Christians are Sunday People
The website – cinops be gone – Sunday, Oct. 26, 2008 A.M.
Christians are Sunday people. On this day Christ rose from the dead. The feast of Sunday is, therefore, above all a profession of faith in the Resurrection.
According to Jewish reckoning, Sunday was the first day of the week. It was therefore, the day on which God created the world.
Sunday is also the day on which we give thanks for creation.
We learn what a man thinks, who he is, from that for which he has time. To observe the Christian Sunday is to have time for God, to acknowledge him publicly and privately by reserving a piece of our time for him.

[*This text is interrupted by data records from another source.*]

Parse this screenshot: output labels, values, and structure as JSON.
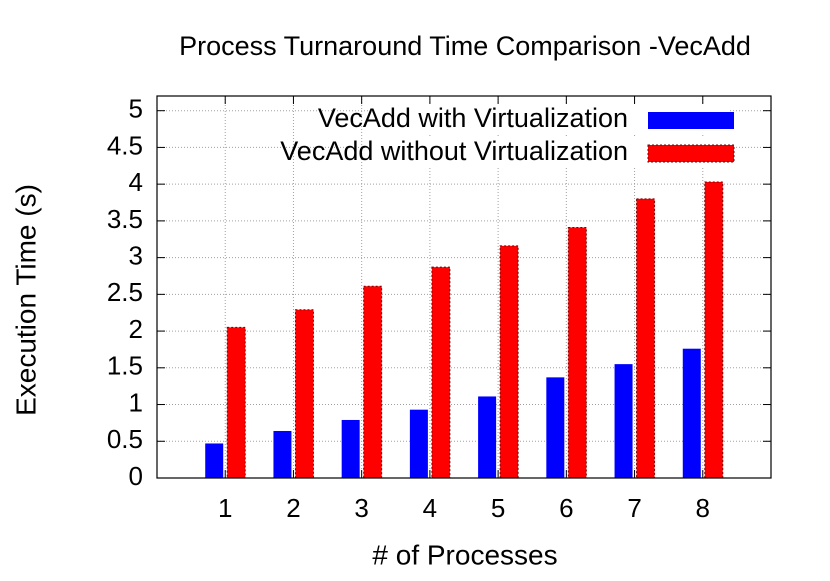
{
  "chart_data": {
    "type": "bar",
    "title": "Process Turnaround Time Comparison -VecAdd",
    "x_label": "# of Processes",
    "y_label": "Execution Time (s)",
    "categories": [
      "1",
      "2",
      "3",
      "4",
      "5",
      "6",
      "7",
      "8"
    ],
    "series": [
      {
        "name": "VecAdd with Virtualization",
        "color": "#0000ff",
        "values": [
          0.47,
          0.64,
          0.79,
          0.93,
          1.11,
          1.37,
          1.55,
          1.76
        ]
      },
      {
        "name": "VecAdd without Virtualization",
        "color": "#ff0000",
        "values": [
          2.05,
          2.29,
          2.61,
          2.87,
          3.16,
          3.41,
          3.8,
          4.03
        ]
      }
    ],
    "ylim": [
      0,
      5.2
    ],
    "yticks": [
      0,
      0.5,
      1,
      1.5,
      2,
      2.5,
      3,
      3.5,
      4,
      4.5,
      5
    ],
    "grid": true,
    "legend": "top-right"
  }
}
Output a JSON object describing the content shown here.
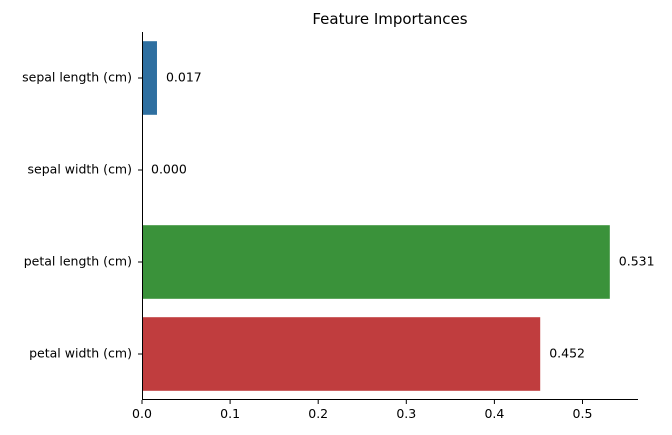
{
  "chart_data": {
    "type": "bar",
    "orientation": "horizontal",
    "title": "Feature Importances",
    "xlabel": "",
    "ylabel": "",
    "categories": [
      "sepal length (cm)",
      "sepal width (cm)",
      "petal length (cm)",
      "petal width (cm)"
    ],
    "values": [
      0.017,
      0.0,
      0.531,
      0.452
    ],
    "value_labels": [
      "0.017",
      "0.000",
      "0.531",
      "0.452"
    ],
    "colors": [
      "#2e6fa0",
      "#e07b20",
      "#3a923a",
      "#c03d3e"
    ],
    "xlim": [
      0,
      0.563
    ],
    "xticks": [
      0.0,
      0.1,
      0.2,
      0.3,
      0.4,
      0.5
    ],
    "xtick_labels": [
      "0.0",
      "0.1",
      "0.2",
      "0.3",
      "0.4",
      "0.5"
    ],
    "grid": false,
    "legend": "none"
  }
}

It follows then that our Sunday outings should be planned so that there is always time for divine worship.
Sunday should be a day for conversation, a day on which are present to one another and learn anew, to understand one another. Because Sunday is God’s day, it is also humanity’s day;
Integral to the observance of Sunday should always be a festive and religious-oriented meal that recalls the communal participation in the Eucharist and that, precisely by its religious form, by its turning to the giver of all good things, will also be the surest defense against a meaningless arrogance that is often an attempt to compensate for one’s spiritual hunger and spiritual emptiness.
The rediscovery of Sunday is of crucial importance for our future – the future of the individual, of the family, and society.
(Pope Benedict XV1), Joseph Cardinal Ratzinger, Co-Workers of the Truth, “Meditations for Every Day of the Year, Ignatius Press, San Francisco, 1992, Oct. 20th and 21st entry.